One key driver is the proactive role of organizations. Mallikarjun Radder of Varadashri Foundation spearheaded the creation of “Jnana Kannadi”, a calendar highlighting social and progressive ideas. Similarly, Basavaraj Sulibhavi of Ladai Prakashana has seen his “Samvidhana Shilpi Dinadarshi” calendar, focused on Dr. Ambedkar’s thoughts, become a sought-after item. Organizations like the Hubballi-Dharwad Ward Samiti Balaga are also joining the fray, offering calendars promoting civic responsibility at cost-to-cost prices.
These calendars intentionally move away from religious iconography and auspicious dates. Instead, they feature informative snippets, quotes, and illustrations related to their chosen cause. For instance, “Jnana Kannadi” might have articles on women’s empowerment alongside historical facts and biographies of influential figures. “Samvidhana Shilpi Dinadarshi” delves into Dr. Ambedkar’s writings on social justice and equality. This content-driven approach aims to not only track time but also spark conversations and raise awareness.
The reception has been encouraging. People are actively choosing these cause-based calendars over traditional ones, often even gifting them to others. This resonates with Lingaraj Dharwadshettar, convenor of the Hubballi-Dharwad Ward Samiti Balaga, who observed their calendars selling out quickly. The trend signifies a growing desire for information and social engagement, finding an unlikely platform in the humble calendar.

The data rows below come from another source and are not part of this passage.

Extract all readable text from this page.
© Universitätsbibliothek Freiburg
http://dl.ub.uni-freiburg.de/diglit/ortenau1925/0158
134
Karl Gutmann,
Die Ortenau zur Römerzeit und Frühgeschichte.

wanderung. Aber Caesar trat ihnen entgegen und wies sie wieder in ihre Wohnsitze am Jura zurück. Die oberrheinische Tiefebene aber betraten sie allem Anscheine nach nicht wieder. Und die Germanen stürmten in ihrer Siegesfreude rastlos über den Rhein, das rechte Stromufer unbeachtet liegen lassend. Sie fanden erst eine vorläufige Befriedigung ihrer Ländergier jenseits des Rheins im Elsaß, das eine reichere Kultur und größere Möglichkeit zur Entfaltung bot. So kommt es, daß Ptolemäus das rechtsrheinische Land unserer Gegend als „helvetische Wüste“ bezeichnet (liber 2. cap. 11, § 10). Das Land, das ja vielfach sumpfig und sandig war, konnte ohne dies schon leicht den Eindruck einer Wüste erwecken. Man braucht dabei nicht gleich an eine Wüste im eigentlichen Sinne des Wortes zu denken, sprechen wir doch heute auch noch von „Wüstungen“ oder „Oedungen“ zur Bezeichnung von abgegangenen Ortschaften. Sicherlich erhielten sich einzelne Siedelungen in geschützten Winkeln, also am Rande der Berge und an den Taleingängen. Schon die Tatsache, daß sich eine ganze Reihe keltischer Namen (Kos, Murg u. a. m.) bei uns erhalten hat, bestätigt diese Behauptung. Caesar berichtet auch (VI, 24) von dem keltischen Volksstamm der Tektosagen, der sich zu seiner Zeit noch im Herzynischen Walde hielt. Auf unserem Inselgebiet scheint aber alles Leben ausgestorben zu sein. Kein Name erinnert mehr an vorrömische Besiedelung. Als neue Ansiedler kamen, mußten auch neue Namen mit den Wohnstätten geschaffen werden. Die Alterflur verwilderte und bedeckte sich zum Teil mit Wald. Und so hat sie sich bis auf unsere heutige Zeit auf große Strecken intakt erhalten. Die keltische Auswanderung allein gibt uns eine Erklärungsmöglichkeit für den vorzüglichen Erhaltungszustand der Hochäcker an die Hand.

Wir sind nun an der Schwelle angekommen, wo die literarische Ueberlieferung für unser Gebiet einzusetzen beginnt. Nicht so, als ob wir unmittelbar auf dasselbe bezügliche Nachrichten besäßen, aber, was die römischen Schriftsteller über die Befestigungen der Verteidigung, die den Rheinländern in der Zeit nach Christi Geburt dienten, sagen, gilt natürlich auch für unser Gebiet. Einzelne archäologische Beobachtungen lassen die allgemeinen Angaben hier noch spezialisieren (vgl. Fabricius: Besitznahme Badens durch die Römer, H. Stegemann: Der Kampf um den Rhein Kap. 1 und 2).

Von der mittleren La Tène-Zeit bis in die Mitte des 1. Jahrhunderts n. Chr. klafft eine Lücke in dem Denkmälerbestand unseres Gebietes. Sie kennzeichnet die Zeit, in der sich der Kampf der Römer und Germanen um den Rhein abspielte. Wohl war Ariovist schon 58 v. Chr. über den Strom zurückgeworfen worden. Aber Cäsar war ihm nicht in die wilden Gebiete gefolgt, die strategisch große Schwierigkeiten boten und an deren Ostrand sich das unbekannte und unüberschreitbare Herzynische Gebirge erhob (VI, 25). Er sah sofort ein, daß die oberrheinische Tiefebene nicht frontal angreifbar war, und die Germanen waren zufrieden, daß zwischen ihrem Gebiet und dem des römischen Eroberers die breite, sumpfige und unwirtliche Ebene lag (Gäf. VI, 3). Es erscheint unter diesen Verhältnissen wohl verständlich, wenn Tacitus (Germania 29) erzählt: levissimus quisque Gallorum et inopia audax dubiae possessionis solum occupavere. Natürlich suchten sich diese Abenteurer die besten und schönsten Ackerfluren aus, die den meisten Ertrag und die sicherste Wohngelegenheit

However, challenges remain. Creating high-quality content and sourcing sustainable printing materials require resources and expertise. Organizations are often bootstrapped, relying on volunteers and community support. Distribution networks also need expansion to reach wider audiences, especially in rural areas.

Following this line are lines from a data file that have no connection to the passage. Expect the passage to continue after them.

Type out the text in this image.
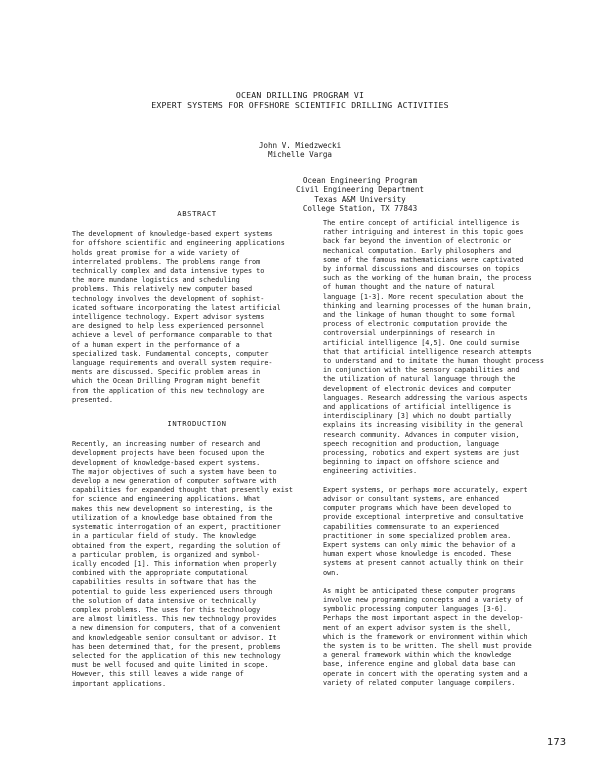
OCEAN DRILLING PROGRAM VI
EXPERT SYSTEMS FOR OFFSHORE SCIENTIFIC DRILLING ACTIVITIES
John V. Miedzwecki
Michelle Varga
Ocean Engineering Program
Civil Engineering Department
Texas A&M University
College Station, TX 77843
ABSTRACT
The development of knowledge-based expert systems
for offshore scientific and engineering applications
holds great promise for a wide variety of
interrelated problems. The problems range from
technically complex and data intensive types to
the more mundane logistics and scheduling
problems. This relatively new computer based
technology involves the development of sophist-
icated software incorporating the latest artificial
intelligence technology. Expert advisor systems
are designed to help less experienced personnel
achieve a level of performance comparable to that
of a human expert in the performance of a
specialized task. Fundamental concepts, computer
language requirements and overall system require-
ments are discussed. Specific problem areas in
which the Ocean Drilling Program might benefit
from the application of this new technology are
presented.
INTRODUCTION
Recently, an increasing number of research and
development projects have been focused upon the
development of knowledge-based expert systems.
The major objectives of such a system have been to
develop a new generation of computer software with
capabilities for expanded thought that presently exist
for science and engineering applications. What
makes this new development so interesting, is the
utilization of a knowledge base obtained from the
systematic interrogation of an expert, practitioner
in a particular field of study. The knowledge
obtained from the expert, regarding the solution of
a particular problem, is organized and symbol-
ically encoded [1]. This information when properly
combined with the appropriate computational
capabilities results in software that has the
potential to guide less experienced users through
the solution of data intensive or technically
complex problems. The uses for this technology
are almost limitless. This new technology provides
a new dimension for computers, that of a convenient
and knowledgeable senior consultant or advisor. It
has been determined that, for the present, problems
selected for the application of this new technology
must be well focused and quite limited in scope.
However, this still leaves a wide range of
important applications.
The entire concept of artificial intelligence is
rather intriguing and interest in this topic goes
back far beyond the invention of electronic or
mechanical computation. Early philosophers and
some of the famous mathematicians were captivated
by informal discussions and discourses on topics
such as the working of the human brain, the process
of human thought and the nature of natural
language [1-3]. More recent speculation about the
thinking and learning processes of the human brain,
and the linkage of human thought to some formal
process of electronic computation provide the
controversial underpinnings of research in
artificial intelligence [4,5]. One could surmise
that that artificial intelligence research attempts
to understand and to imitate the human thought process
in conjunction with the sensory capabilities and
the utilization of natural language through the
development of electronic devices and computer
languages. Research addressing the various aspects
and applications of artificial intelligence is
interdisciplinary [3] which no doubt partially
explains its increasing visibility in the general
research community. Advances in computer vision,
speech recognition and production, language
processing, robotics and expert systems are just
beginning to impact on offshore science and
engineering activities.
Expert systems, or perhaps more accurately, expert
advisor or consultant systems, are enhanced
computer programs which have been developed to
provide exceptional interpretive and consultative
capabilities commensurate to an experienced
practitioner in some specialized problem area.
Expert systems can only mimic the behavior of a
human expert whose knowledge is encoded. These
systems at present cannot actually think on their
own.
As might be anticipated these computer programs
involve new programming concepts and a variety of
symbolic processing computer languages [3-6].
Perhaps the most important aspect in the develop-
ment of an expert advisor system is the shell,
which is the framework or environment within which
the system is to be written. The shell must provide
a general framework within which the knowledge
base, inference engine and global data base can
operate in concert with the operating system and a
variety of related computer language compilers.
173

Despite these hurdles, the burgeoning popularity of cause-based calendars in North Karnataka holds immense promise. They bridge the gap between information access and community engagement, weaving social issues into the very fabric of everyday life. As communities embrace these calendars, they not only track time but also work towards a more informed and conscious future. This trend is a testament to the evolving role of calendars, transcending their traditional boundaries to become catalysts for social change in North Karnataka and beyond.